TOKYO — Japan said on Monday it regretted China's decision to suspend high-level exchanges over Tokyo's arrest of a Chinese boat captain in disputed waters, urging Beijing not to let the spat ruin their relationship.
Beijing had threatened Japan on Sunday with "strong counter-measures" after Japan extended the detention of the boat captain accused of intentionally ramming his trawler into two Japanese patrol vessels in the East China Sea.
The incident near an island chain claimed by both countries as well as Taiwan -- an area with rich fishing grounds as well as possible oil and gas deposits -- has sparked the worst row between the Asian neighbours in years.
"It is regrettable if what was reported last night is true," Noriyuki Shikata, a spokesman for Japanese Prime Minister Naoto Kan, told AFP, adding that Tokyo had been given no advance notice of Beijing's move.
"What we do under this situation is to handle this case calmly in accordance with Japanese legal procedures," he said.
"We call for calm and careful action (by China) so that this particular incident would not affect the whole of relations between Japan and China."
Beijing had already postponed planned talks about joint energy exploration in the disputed waters, and halted contacts with Tokyo on increasing civilian flights between the neighbours, the world's number two and three economies.
Kan and Chinese Premier Wen Jiabao will be in New York this week for a UN gathering, where they have no plans to meet on the sidelines but will hold separate talks with US President Barack Obama.
Shikata said Beijing had cancelled an invitation to about 1,000 Japanese youths to visit the World Expo in Shanghai, a trip that had been due to start Tuesday, with the Chinese side citing the bilateral "atmosphere" as the reason.
"We think the postponement right before the departure is extremely inappropriate and regrettable," the spokesman said.

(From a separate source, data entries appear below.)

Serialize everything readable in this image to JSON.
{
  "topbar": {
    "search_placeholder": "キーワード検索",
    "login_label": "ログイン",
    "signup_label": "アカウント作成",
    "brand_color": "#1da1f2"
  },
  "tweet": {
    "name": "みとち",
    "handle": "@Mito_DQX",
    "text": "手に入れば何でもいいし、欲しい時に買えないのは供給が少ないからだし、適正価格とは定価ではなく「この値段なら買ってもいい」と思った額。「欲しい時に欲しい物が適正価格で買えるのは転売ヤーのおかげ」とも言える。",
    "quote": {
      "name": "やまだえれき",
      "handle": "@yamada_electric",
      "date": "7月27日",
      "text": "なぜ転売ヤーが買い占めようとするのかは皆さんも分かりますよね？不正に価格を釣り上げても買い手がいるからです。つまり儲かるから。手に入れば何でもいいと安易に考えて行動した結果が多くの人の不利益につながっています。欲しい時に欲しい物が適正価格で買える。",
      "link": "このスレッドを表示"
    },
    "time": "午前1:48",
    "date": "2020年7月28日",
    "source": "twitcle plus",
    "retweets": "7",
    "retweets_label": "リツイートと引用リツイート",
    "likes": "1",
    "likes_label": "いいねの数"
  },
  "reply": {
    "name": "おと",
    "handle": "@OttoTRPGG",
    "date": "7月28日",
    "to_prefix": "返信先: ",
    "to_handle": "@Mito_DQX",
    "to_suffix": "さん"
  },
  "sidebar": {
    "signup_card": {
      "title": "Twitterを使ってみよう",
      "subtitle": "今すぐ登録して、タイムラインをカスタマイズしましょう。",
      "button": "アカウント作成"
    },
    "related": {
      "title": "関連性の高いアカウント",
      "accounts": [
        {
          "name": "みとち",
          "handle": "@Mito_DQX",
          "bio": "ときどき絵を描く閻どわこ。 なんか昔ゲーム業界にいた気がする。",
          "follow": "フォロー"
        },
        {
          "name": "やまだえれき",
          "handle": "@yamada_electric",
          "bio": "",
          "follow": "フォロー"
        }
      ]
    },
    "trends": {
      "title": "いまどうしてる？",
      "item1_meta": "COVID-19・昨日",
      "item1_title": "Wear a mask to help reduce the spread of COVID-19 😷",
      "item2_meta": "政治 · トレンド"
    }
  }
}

Japanese authorities arrested the Chinese captain, Zhan Qixiong, following the September 7 collision, which Tokyo says resulted in a high-seas chase, but they have since released his crew and boat.
He has been arrested on suspicion of obstructing official duties. The extension of his detention on Sunday for 10 days is the last possible under Japanese law, at which point he must be indicted or released.
"The incident created by the Japanese side has severely damaged China-Japan relations," China's assistant foreign minister Wang Guangya was quoted as saying to Japan's ambassador, who was summoned for a sixth time on Sunday.
"Japan shall bear all the consequences that arise," he added.
On Saturday, small groups of anti-Japan demonstrators protested in Beijing, Shanghai, Hong Kong and the northeastern city of Shenyang, on the anniversary of Japan's 1931 invasion of Manchuria.
The Chinese public still has strong feelings about atrocities committed by Japanese forces when they occupied swathes of China before and during World War II.
Security was still tight in the area around the Japanese embassy in Beijing on Monday, in possible anticipation of fresh protests.
Japanese Foreign Minister Seiji Maehara on Sunday tried to ease the impact of the incident, saying that China had helped restrain the demonstrations, which he called "sporadic protest activities".
He also described the collision as "gu-hatsuteki", a Japanese word which could be translated as incidental or unforeseen -- softer language than had been used before.
"Even though the actions of the Chinese and Japanese governments have escalated, I still think the situation is under control," Cheng Xiaohe, a professor of international relations at Renmin University in Beijing, told AFP.
"China-Japan relations are very broad and no one wants good relations to worsen over this incident."